Besides being troubling from a policy perspective, the Ninth Circuit's dicta is inconsistent with its own precedent in other contexts saying that a defendant may invoke an affirmative defense -- like the statute of limitations or res judicata -- on a motion to dismiss, so long as the elements of the defense are apparent from the face of the complaint. Yahoo!'s petition does a great job explaining this, as well as pointing out that requiring defendants with facially sufficient Section 230 defenses to take further procedural steps would serve no practical purpose.
Concerned about the problems this dicta might cause, CMLP joined Public Citizen, the Center for Democracy and Technology, and the Electronic Frontier Foundation in submitting an amicus brief in support of Yahoo!'s petition. The brief analyzes previous case law on the procedural point and discusses the practical impact that the court's dicta might have on online expression.

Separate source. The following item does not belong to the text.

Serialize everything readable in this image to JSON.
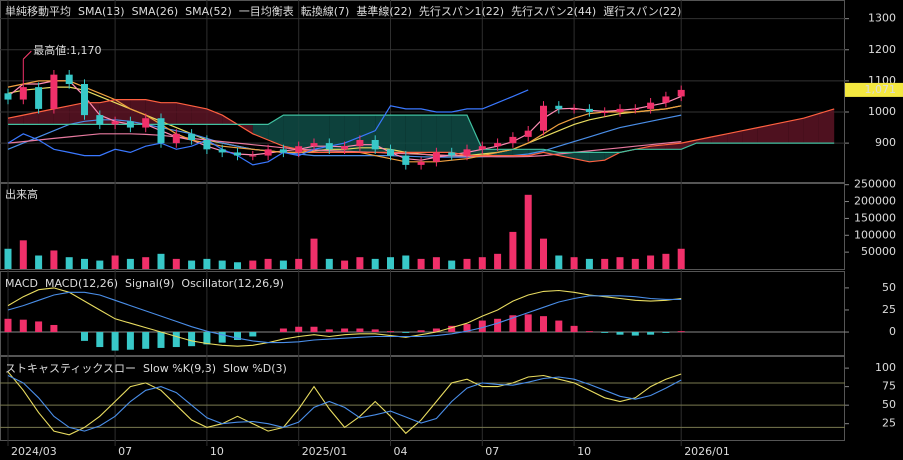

In addition, the amicus brief asks the Ninth Circuit to revisit another aspect of its opinion -- an ambiguous sentence and footnote that could be read as saying that Section 230 only preempts state law and not any federal law, as Eric Goldman originally pointed out. This implication, which we don't think the court intended, is plainly inconsistent with the language of the statute when read as a whole, as well as the Ninth Circuit's Roommates decision, which held that Section 230 preempted Federal Fair Housing Act claims based on the open-ended "additional comments" submitted by Roommates.com users. 521 F.3d 1157, 1173-75 (9th Cir. 2008) (en banc); accord Chicago Lawyers' Comm. for Civil Rights Under Law v. Craigslist, 519 F.3d 666, 671 (7th Cir. 2008).
Many thanks to Paul Levy for putting the coalition together and doing a superb job on the brief (then again, I expect nothing less from a fellow graduate of Reed College ;-). He's got additional thoughts on the case over on the CL&P Blog.